Carrot ETL Guide

Welcome to the Carrot’s Data Engineering Procedure for OMOP representation.

The Carrot’s Data Engineering Process for OMOP standard vocabulary process primarily consist of Data Pre-processing, Metadata Profiling and Metadata Mapping.

The following document sets the Standardised Operating Procedure (SOP) that must be followed and applied during the engineering of data for conversion to an OMOP representation.

Figure 1 illustrates the 3 main data engineering stages and the associated software tools that are used, this process is commonly known as an Extract, Transform and Load (ETL) process.

⚠️

This document only covers the ‘Extract and Transform’ sections of an ETL process as per the Figure below.

ETL Process Diagram

Figure 1: The stages of Health Informatics Data Engineering.

Data Engineering Overview

Figure 2 portrays the high-level view of the 3 stages and the main processes they are comprised of:

  • Stage 1: Data Pre-processing

The pre-processing stage focuses on the ‘important attributes’ of a dataset that need to be mapped to the OMOP Common Data Model for discoverability.

A meeting with the dataset owner is necessary to understand the context and select the key data attributes to be made discoverable. From this a subset of the data is then anonymised by the data owner and refactored (reorganised), producing a pre-processed dataset. This is then reviewed by the data owner to determine if it is fit for purpose and is fully anonymised.

The output of Stage 1 is an anonymised dataset ready for profiling together with a formatted data dictionary.

  • Stage 2: Metadata Profiling

The metadata profiling stage assesses the structure of a pre-processed dataset.

The pre-processed dataset is loaded into the OHDSI White Rabbit tool, this produces a statsitical profile of the data called a ‘Scan Report’ that further de-identifies data by removing the relationships between data attributes. This is then checked to ensure that the data has been rigorously anonymised.

The output of Stage 2 is a Verified Scan Report spreadsheet.

  • Stage 3: Metadata Mapping

The metadata mapping stage takes the dataset attributes and maps them to OHDSI OMOP Common Data Model for discoverability.

Individual dataset attributes are mapped to ‘Standard’ OMOP terms (e.g., these could be from SNOMED CT, RxNORM or LOINC controlled international standardised healthcare vocabularies), this process creates rules. The resultant rule set is then reviewed for correctness and completeness.

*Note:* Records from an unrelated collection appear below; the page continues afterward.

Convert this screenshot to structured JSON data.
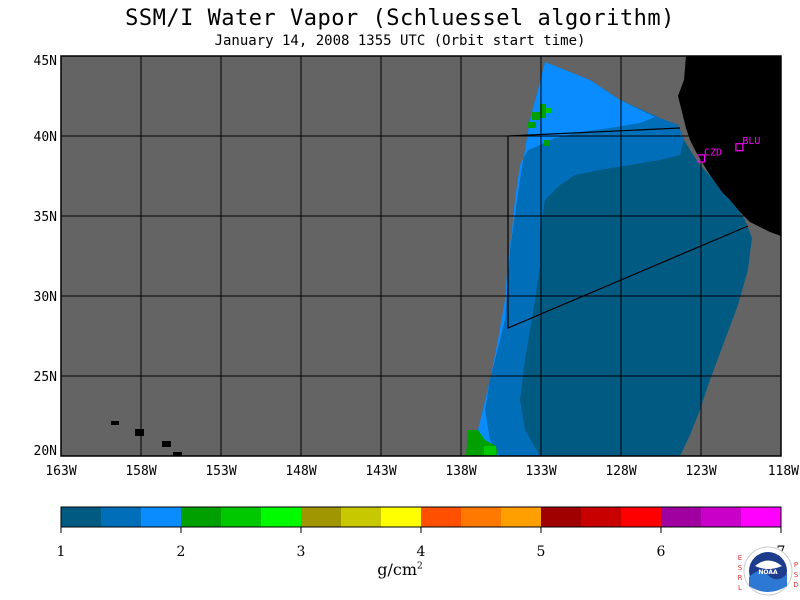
{
  "title": "SSM/I Water Vapor (Schluessel algorithm)",
  "subtitle": "January 14, 2008  1355 UTC  (Orbit start time)",
  "lat_labels": [
    "45N",
    "40N",
    "35N",
    "30N",
    "25N",
    "20N"
  ],
  "lon_labels": [
    "163W",
    "158W",
    "153W",
    "148W",
    "143W",
    "138W",
    "133W",
    "128W",
    "123W",
    "118W"
  ],
  "stations": [
    {
      "id": "CZD",
      "lon": -123.0,
      "lat": 38.6
    },
    {
      "id": "BLU",
      "lon": -120.6,
      "lat": 39.3
    }
  ],
  "colorbar": {
    "ticks": [
      "1",
      "2",
      "3",
      "4",
      "5",
      "6",
      "7"
    ],
    "unit_base": "g/cm",
    "unit_exp": "2",
    "colors": [
      "#005a82",
      "#006eb9",
      "#0a8cff",
      "#00a000",
      "#00c800",
      "#00fa00",
      "#a09600",
      "#c8c800",
      "#ffff00",
      "#ff5000",
      "#ff7800",
      "#ffa000",
      "#a00000",
      "#c80000",
      "#ff0000",
      "#a000a0",
      "#c800c8",
      "#ff00ff"
    ]
  },
  "colors": {
    "land": "#000000",
    "nodata": "#646464",
    "ocean_low": "#005a82",
    "ocean_mid": "#006eb9",
    "ocean_high": "#0a8cff",
    "green": "#00a000",
    "station": "#ff00ff"
  },
  "logo": {
    "left_text": "ESRL",
    "right_text": "PSD",
    "center": "NOAA"
  }
}
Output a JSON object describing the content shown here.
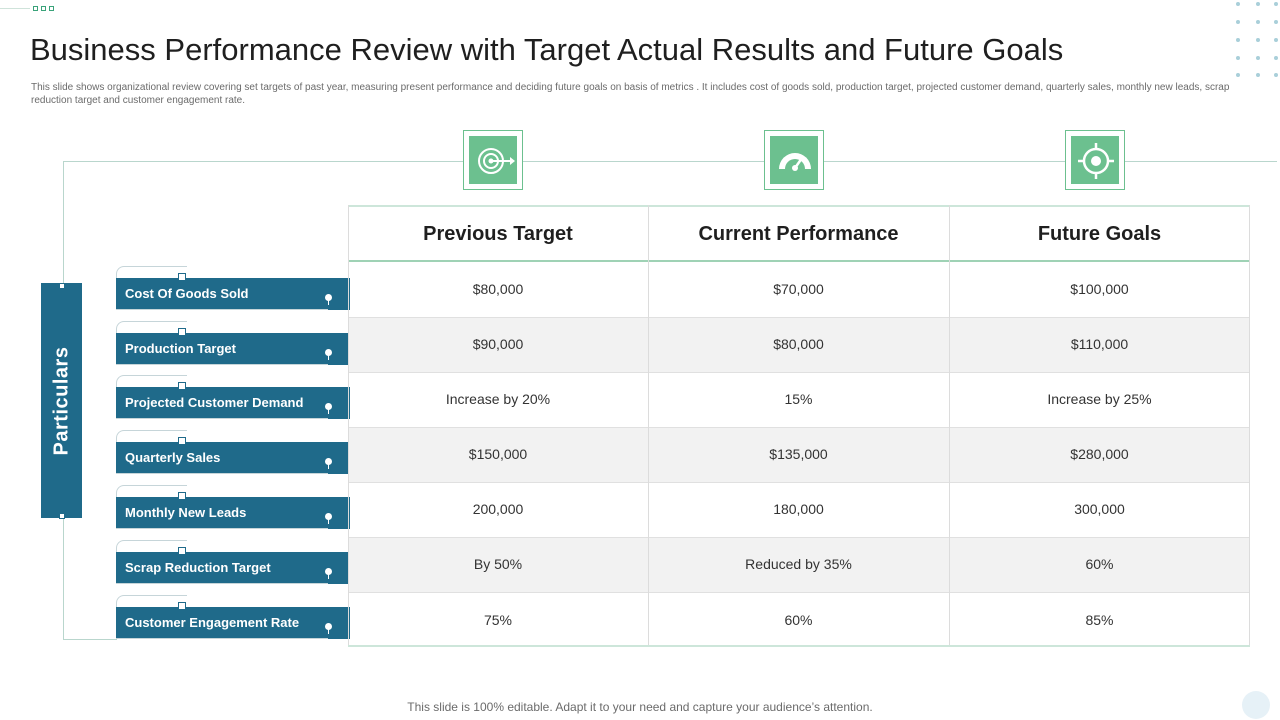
{
  "slide": {
    "title": "Business Performance Review with Target Actual Results and Future Goals",
    "subtitle": "This slide shows organizational review covering set targets of past year, measuring present performance and deciding future goals on basis of metrics . It includes cost of goods sold, production target, projected customer demand,  quarterly sales, monthly new leads, scrap reduction target and customer engagement  rate.",
    "footer": "This slide is 100% editable. Adapt it to your need and capture your audience’s attention."
  },
  "particulars_label": "Particulars",
  "columns": [
    {
      "label": "Previous Target",
      "icon": "target-arrow-icon"
    },
    {
      "label": "Current Performance",
      "icon": "speedometer-icon"
    },
    {
      "label": "Future Goals",
      "icon": "crosshair-icon"
    }
  ],
  "rows": [
    {
      "label": "Cost Of Goods Sold",
      "values": [
        "$80,000",
        "$70,000",
        "$100,000"
      ]
    },
    {
      "label": "Production  Target",
      "values": [
        "$90,000",
        "$80,000",
        "$110,000"
      ]
    },
    {
      "label": "Projected Customer  Demand",
      "values": [
        "Increase by 20%",
        "15%",
        "Increase by 25%"
      ]
    },
    {
      "label": "Quarterly Sales",
      "values": [
        "$150,000",
        "$135,000",
        "$280,000"
      ]
    },
    {
      "label": "Monthly  New Leads",
      "values": [
        "200,000",
        "180,000",
        "300,000"
      ]
    },
    {
      "label": "Scrap Reduction  Target",
      "values": [
        "By 50%",
        "Reduced by 35%",
        "60%"
      ]
    },
    {
      "label": "Customer  Engagement  Rate",
      "values": [
        "75%",
        "60%",
        "85%"
      ]
    }
  ],
  "colors": {
    "row_label_bg": "#1f6a8a",
    "icon_green": "#6cc08f",
    "alt_row": "#f2f2f2"
  }
}
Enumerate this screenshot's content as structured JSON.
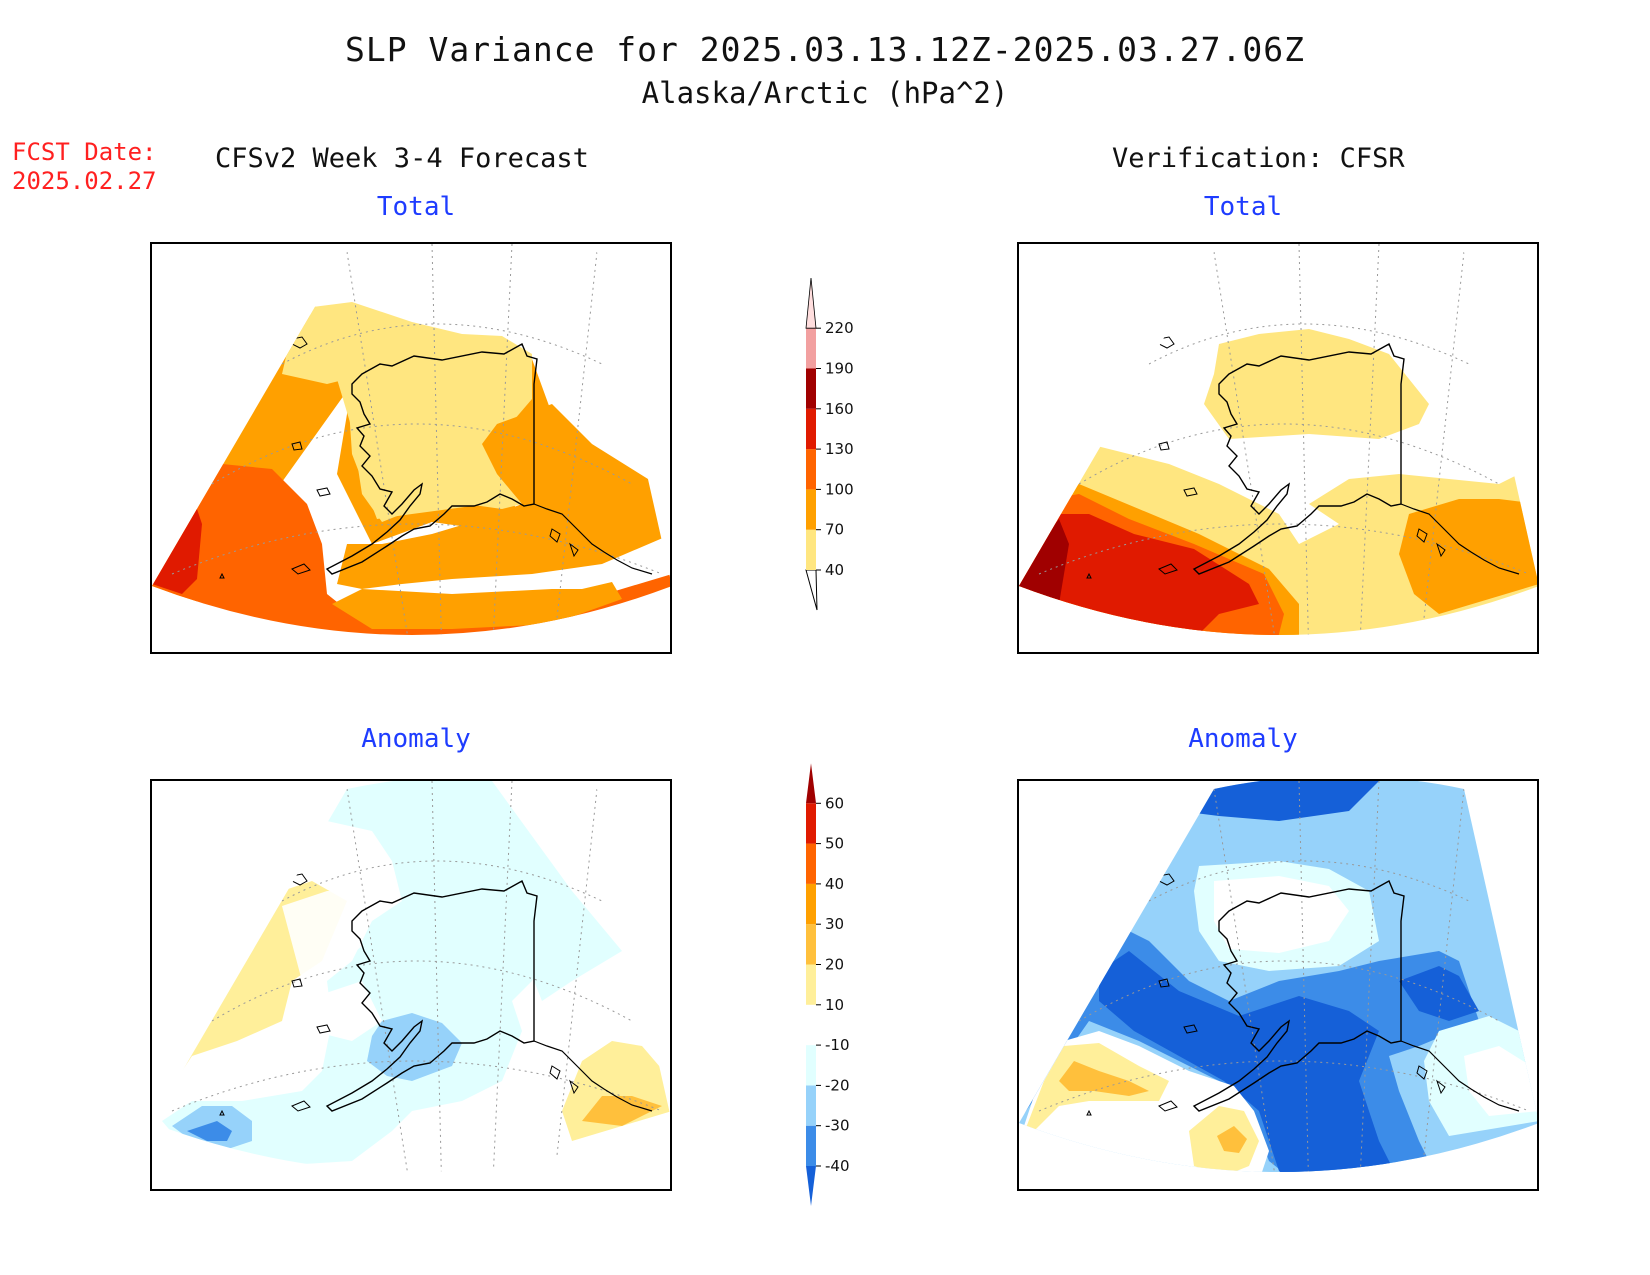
{
  "title": "SLP Variance for 2025.03.13.12Z-2025.03.27.06Z",
  "subtitle": "Alaska/Arctic (hPa^2)",
  "fcst_label": "FCST Date:",
  "fcst_date": "2025.02.27",
  "left_column_title": "CFSv2 Week 3-4 Forecast",
  "right_column_title": "Verification: CFSR",
  "panels": {
    "forecast_total": {
      "title": "Total"
    },
    "verification_total": {
      "title": "Total"
    },
    "forecast_anomaly": {
      "title": "Anomaly"
    },
    "verification_anomaly": {
      "title": "Anomaly"
    }
  },
  "chart_data": [
    {
      "type": "heatmap",
      "name": "SLP variance total colorbar",
      "levels": [
        "40",
        "70",
        "100",
        "130",
        "160",
        "190",
        "220"
      ],
      "colors": [
        "#ffe680",
        "#ffa000",
        "#ff6400",
        "#e01a00",
        "#a00000",
        "#f2a0a0",
        "#ffdede"
      ]
    },
    {
      "type": "heatmap",
      "name": "SLP variance anomaly colorbar",
      "levels": [
        "-40",
        "-30",
        "-20",
        "-10",
        "10",
        "20",
        "30",
        "40",
        "50",
        "60"
      ],
      "colors": [
        "#1560d8",
        "#3c8ce8",
        "#96d2fa",
        "#e1ffff",
        "#ffffff",
        "#ffef9a",
        "#ffc03c",
        "#ffa000",
        "#ff6400",
        "#e01a00",
        "#a00000"
      ]
    }
  ]
}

The output of Stage 3 is a mapped rule set in a JSON

Data Engineering Overview

Figure 2: Data Engineering Overview

Stage 1: Data Pre-processing

Select Data

It is necessary to understand the context of each dataset to allow a representative conversion to be performed.

  1. Meet with Data Owner
  • Discuss their dataset(s) and specific requirements.
  • Understand what each dataset represents (so you understand their context and perspectives).
  • Explain the data engineering process (so they understand your perspective and what Health Informatics can offer).
  1. Choose Data Set(s)
  • Discuss with the data owner which dataset(s) they would like converted.
  1. Select data and conversion goals:
  • The aim is ‘Data Discoverability’.
  • Define conversion goals, i.e., what is to be converted for discoverability.
  • Select data attributes to be converted – not all data attributes are necessary for discoverability, a minimal set of data attributes may just be necessary.
  1. Define Working processes
  • Understand where each dataset is located.

  • Understand what the security arrangements are.

  • Understand access rights to the dataset.

  • Define communication and feedback mechanisms and frequency thereof – these can be emails, weekly meetings, etc.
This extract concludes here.